Thousands were disenfranchised by confusion on the rolls, which were overstuffed with earthquake dead but lacked many living voters. There were reported incidents of ballot-stuffing, violence and intimidation confirmed by international observers, but U.N. peacekeepers and the joint Organization of American States-Caribbean Community observer mission said the problems did not invalidate the vote.

Turnout was low. Just over 1 million people cast accepted ballots out of some 4.7 million registered voters. It is not known how many ballots were thrown out for fraud.

Martelly had joined with 11 other candidates, including Manigat, to accuse Preval of trying to steal the election while polls were still open.

An appeals period is open and election observers said a third candidate might be included in the runoff if the electoral council decides the first-round vote was close enough — though the constitutionality of such a move would be debatable.

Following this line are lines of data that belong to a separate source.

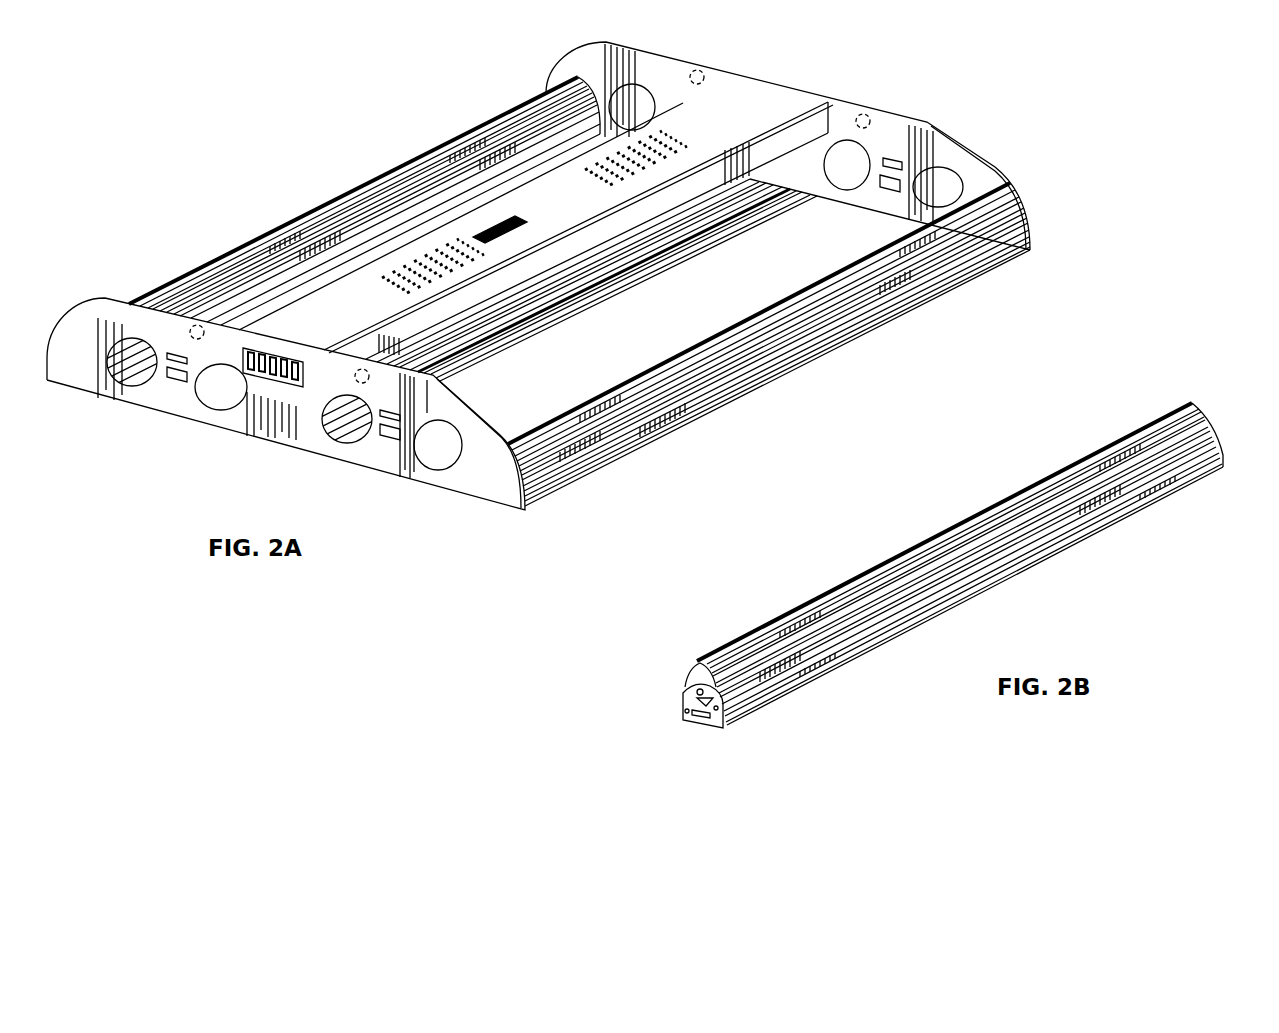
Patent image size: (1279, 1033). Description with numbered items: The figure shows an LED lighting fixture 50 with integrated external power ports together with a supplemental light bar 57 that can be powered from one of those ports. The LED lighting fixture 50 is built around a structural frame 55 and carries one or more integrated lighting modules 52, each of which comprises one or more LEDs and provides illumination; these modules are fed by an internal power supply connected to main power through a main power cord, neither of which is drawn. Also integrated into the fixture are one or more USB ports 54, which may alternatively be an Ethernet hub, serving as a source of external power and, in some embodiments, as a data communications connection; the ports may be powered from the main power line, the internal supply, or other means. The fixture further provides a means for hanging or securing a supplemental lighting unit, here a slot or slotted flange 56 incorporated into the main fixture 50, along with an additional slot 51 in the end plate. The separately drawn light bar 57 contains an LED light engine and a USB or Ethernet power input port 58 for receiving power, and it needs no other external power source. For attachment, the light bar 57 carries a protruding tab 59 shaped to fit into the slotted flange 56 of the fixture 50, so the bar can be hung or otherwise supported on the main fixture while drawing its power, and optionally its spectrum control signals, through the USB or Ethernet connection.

In FIG. 2A, the LED lighting fixture 50 is at (703, 44).
In FIG. 2A, the end plate slot 51 is at (388, 441).
In FIG. 2A, the integrated lighting module 52 is at (317, 208).
In FIG. 2A, the integrated USB port 54 is at (268, 388).
In FIG. 2A, the structural frame 55 is at (803, 100).
In FIG. 2A, the slotted flange 56 is at (893, 158).
In FIG. 2B, the light bar 57 is at (922, 546).
In FIG. 2B, the power input port 58 is at (694, 717).
In FIG. 2B, the protruding tab 59 is at (683, 692).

U.N. Secretary-General Ban Ki-moon expressed concern "about allegations of fraud" and "the acts of violence that have taken place in the aftermath of the announcement," U.N. spokesman Martin Nesirky said at U.N. headquarters in New York.

American Airlines canceled all flights in and out of the Haitian capital because airport employees were unable to get to work Wednesday because of demonstrations, spokeswoman Martha Pantin said. Flights will also be canceled on Thursday.